Construction recovery a tough task, says analyst

Construction recovery a tough task, says analyst

The construction sector has begun the year with “very limited momentum” towards recovery after a difficult 2023, a senior industry analyst has said.

Interest rates have plateaued since last August but remain high by historical levels at 5.25 per cent. This affects financing for construction projects by “making large upfront investments less attractive”, said Rebecca Larkin, head of construction research at the Construction Products Association (CPA).

“We are definitely  in a worse position than when we started [2023],” she said.

Speaking to Construction News, she added that high inflation had delayed decision-making, “so you’ve got those two elements there slowing [activity] down, but also on the sector-specific side, there are things like RAAC [reinforced autoclaved aerated concrete] remediation that are particularly pertinent for public non-housing”.

Larkin predicted that funding allocated for new-build schools and hospitals may be redirected to RAAC remediation. “We know that there’s no or very little new funding for remediation programmes,” she noted.
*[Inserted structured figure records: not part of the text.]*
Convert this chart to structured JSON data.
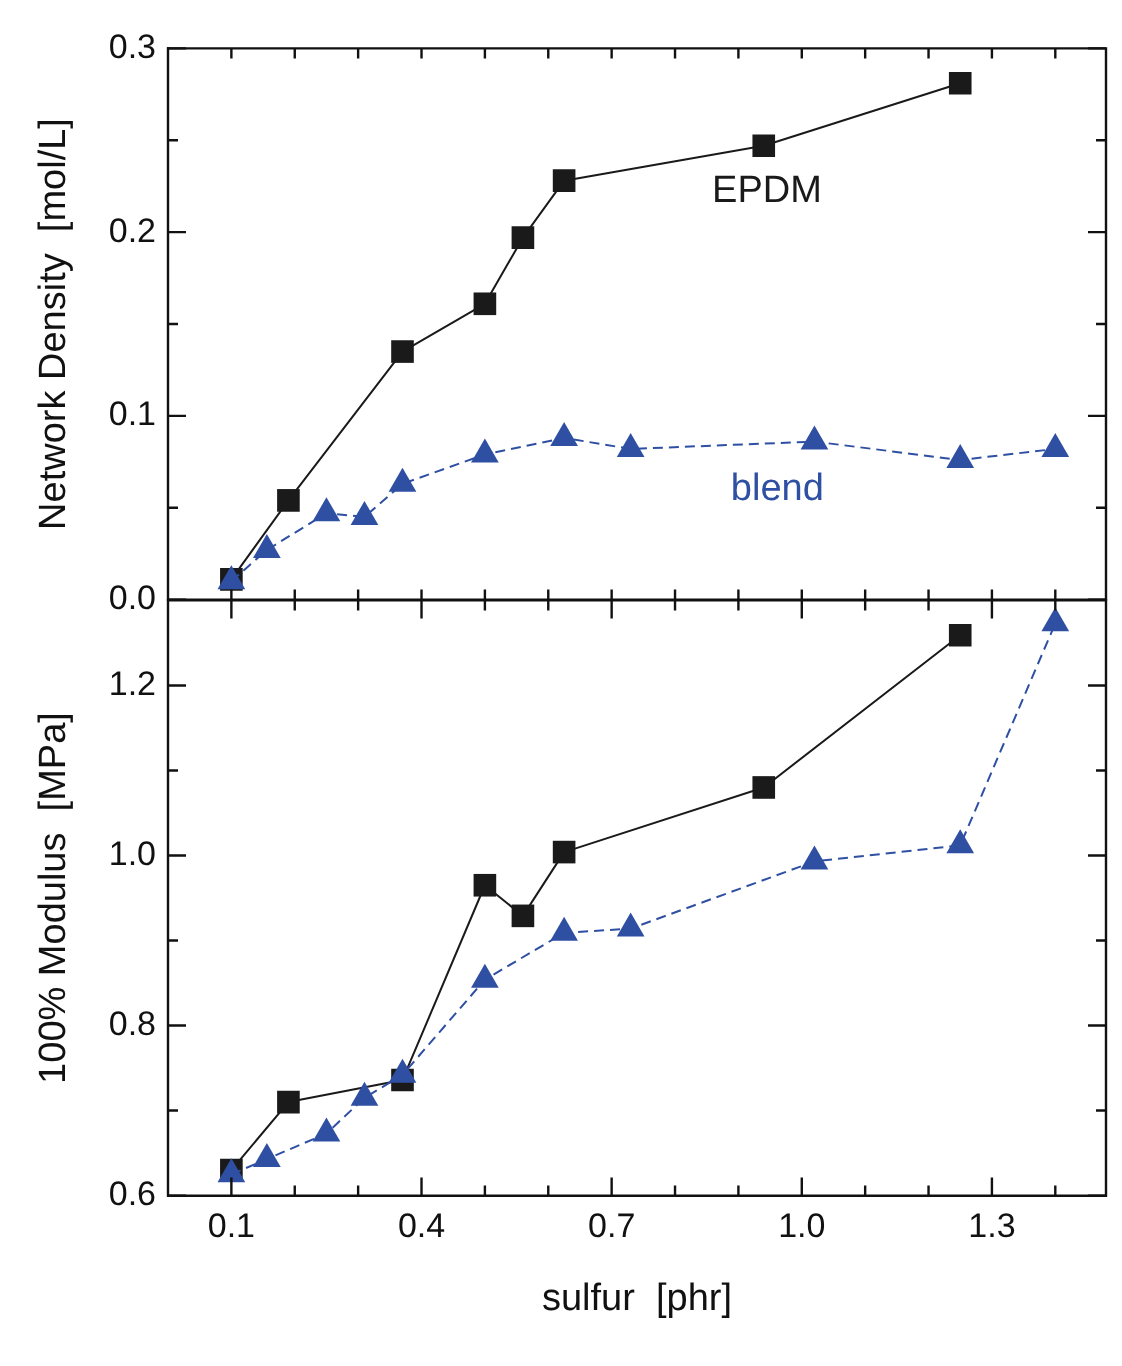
{
  "chart_data": [
    {
      "type": "line",
      "ylabel": "Network Density  [mol/L]",
      "xlim": [
        0,
        1.48
      ],
      "ylim": [
        0,
        0.3
      ],
      "tick_labels": "y",
      "grid": false,
      "legend": false,
      "xticks": [
        {
          "value": 0.1,
          "label": null
        },
        {
          "value": 0.2,
          "label": null
        },
        {
          "value": 0.3,
          "label": null
        },
        {
          "value": 0.4,
          "label": null
        },
        {
          "value": 0.5,
          "label": null
        },
        {
          "value": 0.6,
          "label": null
        },
        {
          "value": 0.7,
          "label": null
        },
        {
          "value": 0.8,
          "label": null
        },
        {
          "value": 0.9,
          "label": null
        },
        {
          "value": 1.0,
          "label": null
        },
        {
          "value": 1.1,
          "label": null
        },
        {
          "value": 1.2,
          "label": null
        },
        {
          "value": 1.3,
          "label": null
        },
        {
          "value": 1.4,
          "label": null
        }
      ],
      "yticks": [
        {
          "value": 0,
          "label": "0.0"
        },
        {
          "value": 0.05,
          "label": null
        },
        0.1,
        {
          "value": 0.15,
          "label": null
        },
        0.2,
        {
          "value": 0.25,
          "label": null
        },
        0.3
      ],
      "series": [
        {
          "name": "EPDM",
          "color": "#1a1a1a",
          "marker": "square",
          "line_style": "solid",
          "x": [
            0.1,
            0.19,
            0.37,
            0.5,
            0.56,
            0.625,
            0.94,
            1.25
          ],
          "values": [
            0.011,
            0.054,
            0.135,
            0.161,
            0.197,
            0.228,
            0.247,
            0.281
          ]
        },
        {
          "name": "blend",
          "color": "#2f4fa3",
          "marker": "triangle",
          "line_style": "dashed",
          "x": [
            0.1,
            0.156,
            0.25,
            0.31,
            0.37,
            0.5,
            0.625,
            0.73,
            1.02,
            1.25,
            1.4
          ],
          "values": [
            0.01,
            0.027,
            0.047,
            0.045,
            0.063,
            0.079,
            0.088,
            0.082,
            0.086,
            0.076,
            0.082
          ]
        }
      ]
    },
    {
      "type": "line",
      "ylabel": "100% Modulus  [MPa]",
      "xlabel": "sulfur  [phr]",
      "xlim": [
        0,
        1.48
      ],
      "ylim": [
        0.6,
        1.3
      ],
      "grid": false,
      "legend": false,
      "xticks": [
        0.1,
        {
          "value": 0.2,
          "label": null
        },
        {
          "value": 0.3,
          "label": null
        },
        0.4,
        {
          "value": 0.5,
          "label": null
        },
        {
          "value": 0.6,
          "label": null
        },
        0.7,
        {
          "value": 0.8,
          "label": null
        },
        {
          "value": 0.9,
          "label": null
        },
        {
          "value": 1.0,
          "label": "1.0"
        },
        {
          "value": 1.1,
          "label": null
        },
        {
          "value": 1.2,
          "label": null
        },
        1.3,
        {
          "value": 1.4,
          "label": null
        }
      ],
      "yticks": [
        0.6,
        {
          "value": 0.7,
          "label": null
        },
        0.8,
        {
          "value": 0.9,
          "label": null
        },
        {
          "value": 1.0,
          "label": "1.0"
        },
        {
          "value": 1.1,
          "label": null
        },
        1.2
      ],
      "series": [
        {
          "color": "#1a1a1a",
          "marker": "square",
          "line_style": "solid",
          "x": [
            0.1,
            0.19,
            0.37,
            0.5,
            0.56,
            0.625,
            0.94,
            1.25
          ],
          "values": [
            0.63,
            0.71,
            0.736,
            0.965,
            0.929,
            1.004,
            1.08,
            1.259
          ]
        },
        {
          "color": "#2f4fa3",
          "marker": "triangle",
          "line_style": "dashed",
          "x": [
            0.1,
            0.156,
            0.25,
            0.31,
            0.37,
            0.5,
            0.625,
            0.73,
            1.02,
            1.25,
            1.4
          ],
          "values": [
            0.625,
            0.643,
            0.673,
            0.715,
            0.742,
            0.854,
            0.909,
            0.914,
            0.993,
            1.012,
            1.273
          ]
        }
      ]
    }
  ]
}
The CPA’s latest market forecast predicted a 6.8 per cent decline in construction output in 2023. Larkin said the forecast for 2024 was a further 0.3 per cent contraction, “so ‘less worse’ is the best way of putting it, I think”.
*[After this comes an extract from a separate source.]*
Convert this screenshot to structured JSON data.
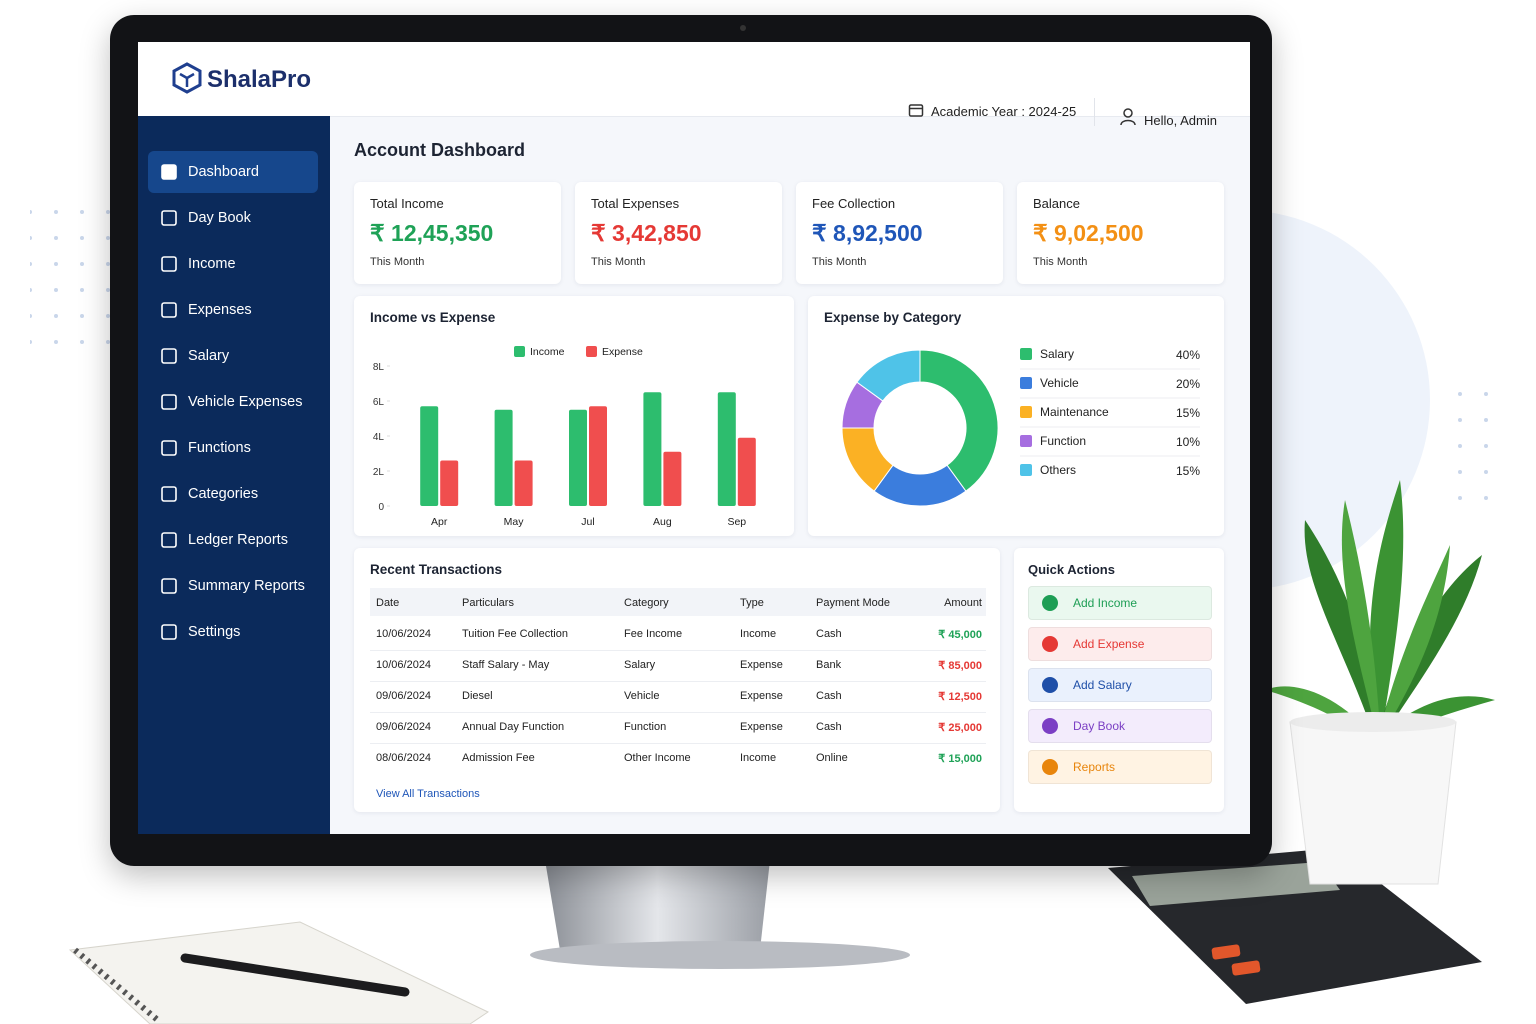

This outlook is coloured by assumptions of a stagnant broader economy with flatlining GDP growth, unchanged interest rates and inflation staying higher than the Bank of England’s target of 2 per cent.

“It’s very much the case that those conditions are constraining a recovery in housing and RM&I [repair, maintenance and improvement], which are the two biggest construction sub-sectors, accounting for 38 per cent of output,” Larkin said.

“When you add in the commercial sector as well, which is also susceptible to weak economic conditions, that is 50 per cent of construction output.”

Hence “there’s very limited momentum” towards a recovery for construction before the second half of this year, Larkin added.

“But the recovery will come. It will take some time and we forecast 1.8 per cent growth in 2025 as construction starts to grow while the economy starts to stabilise and improve.”

The pace of recovery could be influenced by the need for construction firms and their supply chains to comply with various pieces of post-Grenfell building safety legislation, whose full implications are yet to be seen.

“On the practical side, I think [law changes are] likely to slow down things in the earlier planning and design stages, but it’s important to remember that legislation and its resulting changes are overwhelmingly beneficial for the safety and quality within construction,” Larkin said. “Any slowdown that legislation does produce is a very small cost compared to the benefit that will come out of it.”